Understanding how many more concerns my customers had that needed to be addressed via marketing was the big realization I had in my first month on the go-to-market side of a tech company. I realized the marketer’s job was to address these concerns. The function and importance of content marketing, brand marketing, PR, and product marketing clicked in my mind that first month.
Good Brand Marketing Addresses Human Concerns
While hyper-logical robots might not care about brands, humans making buying decisions do. Because a good brand makes humans feel better about buying a product from your company. Good brand marketing helps you convey your product’s qualities and your company’s reputation in a more subtle, subconscious way. Brand marketing can evenbeat an overt numbers-driven marketing pitch.
One real-world example of the power of branding: the Pepsi Paradox. Scientists found in double-blind experiments people prefer the taste of Pepsi over Coke. Yet, when the brand is revealed - people think Coke tastes better. The Pepsi Paradox shows it's not all about the objective qualities you might find in a spec-sheet. Subjective qualities - best communicated via other forms of marketing - can strongly influence buying decisions.

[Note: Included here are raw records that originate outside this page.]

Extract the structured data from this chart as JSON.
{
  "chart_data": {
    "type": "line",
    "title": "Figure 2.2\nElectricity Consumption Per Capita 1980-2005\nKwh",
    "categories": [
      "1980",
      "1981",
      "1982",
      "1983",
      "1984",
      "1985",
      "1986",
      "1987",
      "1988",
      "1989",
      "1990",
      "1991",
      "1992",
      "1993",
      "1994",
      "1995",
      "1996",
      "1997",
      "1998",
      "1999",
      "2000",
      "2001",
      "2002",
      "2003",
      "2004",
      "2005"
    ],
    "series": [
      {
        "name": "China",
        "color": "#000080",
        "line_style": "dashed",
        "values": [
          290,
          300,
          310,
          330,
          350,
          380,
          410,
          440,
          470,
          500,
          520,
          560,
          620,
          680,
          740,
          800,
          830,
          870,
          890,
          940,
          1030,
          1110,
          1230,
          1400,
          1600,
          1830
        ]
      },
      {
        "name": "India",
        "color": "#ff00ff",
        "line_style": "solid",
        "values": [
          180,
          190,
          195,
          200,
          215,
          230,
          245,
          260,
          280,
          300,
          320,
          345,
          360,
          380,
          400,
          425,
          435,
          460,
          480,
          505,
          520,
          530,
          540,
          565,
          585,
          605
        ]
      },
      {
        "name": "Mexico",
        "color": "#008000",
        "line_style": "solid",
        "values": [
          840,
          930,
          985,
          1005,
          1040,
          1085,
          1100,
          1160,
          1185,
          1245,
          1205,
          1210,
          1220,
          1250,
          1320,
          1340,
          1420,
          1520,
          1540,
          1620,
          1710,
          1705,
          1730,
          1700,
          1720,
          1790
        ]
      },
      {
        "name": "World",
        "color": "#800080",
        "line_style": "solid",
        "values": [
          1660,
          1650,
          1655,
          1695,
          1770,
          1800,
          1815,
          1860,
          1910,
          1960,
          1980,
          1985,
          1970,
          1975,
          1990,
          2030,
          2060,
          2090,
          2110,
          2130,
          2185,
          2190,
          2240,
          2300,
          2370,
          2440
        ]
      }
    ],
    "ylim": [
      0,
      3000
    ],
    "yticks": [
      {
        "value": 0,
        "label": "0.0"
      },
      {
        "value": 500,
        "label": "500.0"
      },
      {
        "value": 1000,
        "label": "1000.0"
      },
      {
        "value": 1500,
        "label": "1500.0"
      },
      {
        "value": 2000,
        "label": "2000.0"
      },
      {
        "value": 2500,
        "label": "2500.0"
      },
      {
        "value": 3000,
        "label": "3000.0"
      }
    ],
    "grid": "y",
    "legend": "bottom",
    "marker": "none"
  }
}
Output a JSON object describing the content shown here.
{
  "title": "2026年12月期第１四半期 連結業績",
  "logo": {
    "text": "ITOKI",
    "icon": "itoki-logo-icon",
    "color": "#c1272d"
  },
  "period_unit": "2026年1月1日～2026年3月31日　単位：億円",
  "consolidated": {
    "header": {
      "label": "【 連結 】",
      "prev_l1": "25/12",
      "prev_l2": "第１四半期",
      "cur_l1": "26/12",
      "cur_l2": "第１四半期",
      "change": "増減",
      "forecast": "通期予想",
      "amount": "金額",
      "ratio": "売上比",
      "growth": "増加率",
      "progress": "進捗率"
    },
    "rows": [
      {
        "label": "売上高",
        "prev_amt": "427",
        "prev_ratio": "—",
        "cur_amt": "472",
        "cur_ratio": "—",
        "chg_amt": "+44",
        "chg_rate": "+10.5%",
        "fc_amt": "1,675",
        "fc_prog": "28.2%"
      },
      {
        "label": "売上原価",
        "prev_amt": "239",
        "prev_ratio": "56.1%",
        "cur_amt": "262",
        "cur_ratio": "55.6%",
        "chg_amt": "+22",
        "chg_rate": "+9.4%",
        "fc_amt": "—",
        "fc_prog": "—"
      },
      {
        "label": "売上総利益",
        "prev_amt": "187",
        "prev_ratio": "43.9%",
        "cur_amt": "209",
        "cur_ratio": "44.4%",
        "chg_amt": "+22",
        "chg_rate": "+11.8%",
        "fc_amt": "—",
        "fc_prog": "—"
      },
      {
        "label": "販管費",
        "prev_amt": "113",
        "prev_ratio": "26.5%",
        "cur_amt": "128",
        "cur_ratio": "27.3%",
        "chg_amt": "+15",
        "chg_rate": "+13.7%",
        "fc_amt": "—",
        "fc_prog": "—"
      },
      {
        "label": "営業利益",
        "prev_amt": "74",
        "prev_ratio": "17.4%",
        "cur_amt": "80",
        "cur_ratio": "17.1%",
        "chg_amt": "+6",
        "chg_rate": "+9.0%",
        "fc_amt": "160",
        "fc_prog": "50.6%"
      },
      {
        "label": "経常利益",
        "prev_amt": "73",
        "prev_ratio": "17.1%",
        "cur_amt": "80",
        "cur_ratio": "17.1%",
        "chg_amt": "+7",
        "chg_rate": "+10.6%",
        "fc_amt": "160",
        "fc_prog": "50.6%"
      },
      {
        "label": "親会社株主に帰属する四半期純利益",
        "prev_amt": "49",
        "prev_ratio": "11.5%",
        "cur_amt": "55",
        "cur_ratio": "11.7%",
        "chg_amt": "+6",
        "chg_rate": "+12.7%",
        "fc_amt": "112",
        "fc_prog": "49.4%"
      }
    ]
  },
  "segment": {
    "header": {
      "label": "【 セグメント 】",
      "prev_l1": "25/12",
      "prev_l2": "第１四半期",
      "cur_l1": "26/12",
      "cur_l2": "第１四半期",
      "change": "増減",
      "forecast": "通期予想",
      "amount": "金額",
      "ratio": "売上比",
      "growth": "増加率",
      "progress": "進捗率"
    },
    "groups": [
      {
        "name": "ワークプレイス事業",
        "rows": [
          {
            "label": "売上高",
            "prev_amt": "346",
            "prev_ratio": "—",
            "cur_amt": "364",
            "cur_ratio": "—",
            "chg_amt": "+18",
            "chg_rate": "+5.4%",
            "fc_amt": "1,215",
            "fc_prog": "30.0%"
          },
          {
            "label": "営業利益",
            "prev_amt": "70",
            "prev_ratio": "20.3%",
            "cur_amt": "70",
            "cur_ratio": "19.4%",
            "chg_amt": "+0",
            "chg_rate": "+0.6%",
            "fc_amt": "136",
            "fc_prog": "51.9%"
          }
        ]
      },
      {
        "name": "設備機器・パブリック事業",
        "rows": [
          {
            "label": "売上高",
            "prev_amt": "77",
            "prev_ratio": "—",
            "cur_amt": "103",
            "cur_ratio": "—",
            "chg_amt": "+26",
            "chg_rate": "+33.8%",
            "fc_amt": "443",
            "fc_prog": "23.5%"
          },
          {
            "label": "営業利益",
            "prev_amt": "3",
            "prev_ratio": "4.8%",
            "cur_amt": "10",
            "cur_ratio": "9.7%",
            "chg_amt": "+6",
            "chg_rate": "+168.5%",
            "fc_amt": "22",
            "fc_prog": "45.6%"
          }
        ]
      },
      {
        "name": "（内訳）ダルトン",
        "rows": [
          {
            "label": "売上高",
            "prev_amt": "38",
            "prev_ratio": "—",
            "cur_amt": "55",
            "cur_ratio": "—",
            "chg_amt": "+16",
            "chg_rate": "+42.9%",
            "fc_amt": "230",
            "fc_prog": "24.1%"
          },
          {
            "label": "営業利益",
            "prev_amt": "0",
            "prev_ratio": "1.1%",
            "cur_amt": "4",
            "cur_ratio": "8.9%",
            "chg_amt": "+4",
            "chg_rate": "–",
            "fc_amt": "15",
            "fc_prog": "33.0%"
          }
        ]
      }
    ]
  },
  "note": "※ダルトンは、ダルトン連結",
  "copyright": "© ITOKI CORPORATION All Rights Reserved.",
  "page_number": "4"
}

It’s Not Just Brand Marketing; Many Marketing Sub-Disciplines Work In Concert To Educate Buyers on Benefit’s And Assuage Buyer Concerns
Once I realized how many concerns marketing needs to address, I gained an appreciation for marketing’s many sub-disciplines. I gained an appreciation for product marketing’s role which is to explain to buyers the benefits, not the technical features of a product. Copy-writing is the art of conveying these benefits clearly in writing across ads and your website and sales collateral. Press & PR is the art of getting the media to say good things about you, so that the humans buying your product feel better that trusted authorities vouch for it. It’s why even in the era of review sites and product ratings, celebrity endorsements still work.
When all these marketing disciplines work in concert, the buyer’s multi-faceted concerns are mitigated in ways a simple numbers-driven spec sheet can’t. After realizing this, I had a marketing roadmap that far extended any simple numbers-based marketing strategy.
Why Stephen Curry Spoke at A B2B Sales Software Conference
My past Software Engineer self would have been perplexed by Salesforce's Dreamforce speaker lineup. What does soccer star David Beckham know about sales productivity software? What marketing-ops problems has NBA Player Stephen Curry solved?
But once I understood that humans, not data-driven robots are buying products, things like having David Beckham & Stephen Curry speak at a B2B Sales software conference started to make sense.A robot put in charge of buying sales & marketing software could care less about a celebrity. But a human watching David Beckham talk about B2B Software makes you feel better about buying Salesforce since Beckham is cool and you want to be cool too. Plus, it subtly conveys how solid and trust-worthy that company. I mean, why else would Stephen and Ayesha Curry implicitly endorse Salesforce by being on stage?
So Stephen Curry, if you are reading this – please help us further elevate SafeGraph’s marketing beyond a numbers-based spec sheet. Consider this your formal invitation to speak at SafeGraph’s next event on geospatial data.